Two weeks ago a 14-year-old boy called Rayanne was shot dead by a young man on a scooter outside the Les Marronniers housing estate where he lived in northern Marseille. Two other boys - one of 14, the other aged eight - were wounded in the attack.
Over the following weekend three more people were murdered in Marseille, also in turf wars over drugs. One of them was burned alive in the boot of a car. So far this year there have been 15 gangland killings in France's second city, 12 since the start of the summer.
It's not the mere numbers that are shocking.
On that count, this year looks no worse than previous ones. Last year there were 28 deaths; in 2018 there were 23. In France headlines about score-settling - règlements de comptes - in the Cité Phocéenne (journalese for Marseille) are as regular as the seasons.
'Start of a trend'
What has people talking - and fretting - is the young age of so many of the victims.
Rayanne is a case in point. Relatives insist he was a normal schoolboy caught in the crossfire. Investigators think otherwise: that he was a chouffeur (look-out) paid by one of the gangs to patrol the frontline of its demesne.
Police, magistrates, social workers and local journalists all agree that the age of these drugs auxiliaries has been getting steadily younger.
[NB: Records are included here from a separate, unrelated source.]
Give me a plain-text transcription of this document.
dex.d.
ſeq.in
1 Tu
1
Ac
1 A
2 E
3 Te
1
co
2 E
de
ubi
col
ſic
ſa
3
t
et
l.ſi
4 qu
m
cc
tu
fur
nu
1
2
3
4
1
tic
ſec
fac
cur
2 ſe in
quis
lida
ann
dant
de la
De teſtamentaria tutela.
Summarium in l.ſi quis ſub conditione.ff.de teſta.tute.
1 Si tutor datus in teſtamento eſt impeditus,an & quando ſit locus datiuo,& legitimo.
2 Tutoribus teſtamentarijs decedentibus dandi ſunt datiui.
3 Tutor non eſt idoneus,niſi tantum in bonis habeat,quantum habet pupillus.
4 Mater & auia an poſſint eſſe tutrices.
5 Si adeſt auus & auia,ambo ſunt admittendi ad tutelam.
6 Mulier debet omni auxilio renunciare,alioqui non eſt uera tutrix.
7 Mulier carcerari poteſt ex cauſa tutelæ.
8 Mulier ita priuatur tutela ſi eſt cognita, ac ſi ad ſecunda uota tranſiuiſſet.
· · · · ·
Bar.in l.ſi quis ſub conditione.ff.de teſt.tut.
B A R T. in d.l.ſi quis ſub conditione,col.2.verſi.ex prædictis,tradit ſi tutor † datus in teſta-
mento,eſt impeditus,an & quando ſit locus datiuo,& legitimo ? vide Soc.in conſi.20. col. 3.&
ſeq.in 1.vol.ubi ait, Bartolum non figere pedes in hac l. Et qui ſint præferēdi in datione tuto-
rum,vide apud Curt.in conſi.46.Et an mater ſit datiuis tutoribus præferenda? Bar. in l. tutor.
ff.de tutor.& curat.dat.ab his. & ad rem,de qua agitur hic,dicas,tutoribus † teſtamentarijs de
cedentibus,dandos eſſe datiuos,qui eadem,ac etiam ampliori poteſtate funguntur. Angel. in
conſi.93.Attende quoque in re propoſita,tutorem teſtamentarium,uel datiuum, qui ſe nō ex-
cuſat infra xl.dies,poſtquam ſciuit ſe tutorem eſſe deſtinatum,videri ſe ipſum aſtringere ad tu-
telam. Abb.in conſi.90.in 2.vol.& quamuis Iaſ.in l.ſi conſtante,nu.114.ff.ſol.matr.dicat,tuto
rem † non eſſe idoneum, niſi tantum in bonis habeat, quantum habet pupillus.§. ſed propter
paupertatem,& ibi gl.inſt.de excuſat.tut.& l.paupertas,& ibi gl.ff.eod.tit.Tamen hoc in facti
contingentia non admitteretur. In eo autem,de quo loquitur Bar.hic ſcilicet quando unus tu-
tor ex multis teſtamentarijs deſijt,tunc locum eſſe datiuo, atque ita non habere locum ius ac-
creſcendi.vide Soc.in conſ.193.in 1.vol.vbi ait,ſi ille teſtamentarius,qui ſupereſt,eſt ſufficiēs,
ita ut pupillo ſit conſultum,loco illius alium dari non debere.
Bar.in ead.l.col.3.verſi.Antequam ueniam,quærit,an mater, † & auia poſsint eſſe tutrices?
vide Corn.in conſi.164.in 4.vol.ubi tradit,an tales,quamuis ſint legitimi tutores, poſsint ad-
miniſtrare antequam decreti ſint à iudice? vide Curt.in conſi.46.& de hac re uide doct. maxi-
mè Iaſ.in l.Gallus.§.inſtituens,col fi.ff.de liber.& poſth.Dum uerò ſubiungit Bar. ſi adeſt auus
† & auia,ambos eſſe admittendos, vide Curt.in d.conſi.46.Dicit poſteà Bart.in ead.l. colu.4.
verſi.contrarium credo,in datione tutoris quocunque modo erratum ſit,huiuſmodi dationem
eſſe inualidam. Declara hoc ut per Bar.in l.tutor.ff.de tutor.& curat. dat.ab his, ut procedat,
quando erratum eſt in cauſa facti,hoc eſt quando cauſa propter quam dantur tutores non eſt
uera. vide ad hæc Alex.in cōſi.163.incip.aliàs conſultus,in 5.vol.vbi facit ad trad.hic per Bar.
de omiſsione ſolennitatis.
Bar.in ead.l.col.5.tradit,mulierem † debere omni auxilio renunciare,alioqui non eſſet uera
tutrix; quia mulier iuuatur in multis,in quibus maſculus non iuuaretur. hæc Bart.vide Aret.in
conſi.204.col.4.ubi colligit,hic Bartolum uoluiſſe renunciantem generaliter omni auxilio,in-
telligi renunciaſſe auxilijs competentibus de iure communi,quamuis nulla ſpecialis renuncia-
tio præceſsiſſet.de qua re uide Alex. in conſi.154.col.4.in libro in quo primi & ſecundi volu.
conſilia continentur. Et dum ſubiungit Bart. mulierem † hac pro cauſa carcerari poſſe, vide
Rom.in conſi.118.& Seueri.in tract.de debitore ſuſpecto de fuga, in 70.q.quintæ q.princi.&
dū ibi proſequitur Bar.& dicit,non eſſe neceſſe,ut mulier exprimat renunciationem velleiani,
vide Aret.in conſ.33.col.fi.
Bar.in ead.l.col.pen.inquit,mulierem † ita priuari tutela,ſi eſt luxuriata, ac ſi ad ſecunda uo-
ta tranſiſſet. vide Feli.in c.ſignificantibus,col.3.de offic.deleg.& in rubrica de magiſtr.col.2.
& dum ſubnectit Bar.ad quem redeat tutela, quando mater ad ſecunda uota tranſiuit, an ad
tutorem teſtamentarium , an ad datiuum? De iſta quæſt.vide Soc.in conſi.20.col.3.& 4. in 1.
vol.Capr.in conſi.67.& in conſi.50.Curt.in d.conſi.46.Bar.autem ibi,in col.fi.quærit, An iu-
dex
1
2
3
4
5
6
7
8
"In 2010 the first time a 16-year-old was killed it was a thunderclap, but we thought it was a one-off. With the benefit of hindsight we can see it was the start of a trend," one social-worker told Le Monde newspaper last week.
According to the writer and expert on Marseille's poor northern neighbourhoods, Philippe Pujol: "The killings in Marseille are always over sales-points. The big bosses slug it out in Morocco or Spain. Here on the ground the drugs retail has been subcontracted out, and it's teenagers doing the work."
Youngsters can be recruited over the Internet and many come from estates in other French cities.
"It's like a summer job, but they're much more vulnerable than the local lads because they're so isolated," an investigating magistrate told Le Monde newspaper.
According to Pujol, many young recruits become indebted to the gang leaders. Some start taking drugs themselves. With police raids getting more frequent, good new sales-points are hard to find.
"Young and in debt, they want to make big sales, so they push out further from their home turf. And that's where the competition comes. They come up against other kids from other gangs, also playing high stakes," he says.
Macron's plan for Marseille
The gangland violence forms the backdrop for President Emmanuel Macron's three-day visit to Marseille, which starts on Wednesday.
There will be announcements on extra police and magistrates, but also on housing, transport and education - a recognition that drugs is only one part of the problem. Poverty and urban squalor is the other.
Seven months ahead of the presidential election, it's a chance for President Macron to take the initiative on the questions of law and order which look likely to dominate the race.
What he wants to avoid is letting the hard-right's Marine Le Pen or a centre-right candidate like Xavier Bertrand treat the issue as their own.
But are Marseille's problems worse than those of other French cities, like Paris or Toulouse?
Some, like the city's new police commissioner Frédérique Camilleri, say yes. "The level of violence here, intra-gang or inter-gang, is on a different level," she says.
"Here it's the rule of violence, with forced labour, intimidation, blackmail, even torture. It's very organised and very hierarchical. The youngsters who become involved don't know what they're getting into."
'Magnifying mirror for France'
Marseille has, of course, a particular history, geography and character, all of which set it apart from the rest of France.
For more than 2,500 years it's been home to immigrants from across the Mediterranean. Banditry and underworld crime have always thrived; unlike elsewhere, its problem estates are not on the outskirts but in the heart of the city.
But, seen in another light, Marseille is not so different. "Marseille concentrates in one place all the problems of urban France," says Pujol.
For one of Macron's advisers, Marseille is like a "magnifying mirror for the country as a whole".
In other words drugs gangs, turf wars, even the murder of teenage look-outs are not unique to the Cité Phocéenne. But they are more common.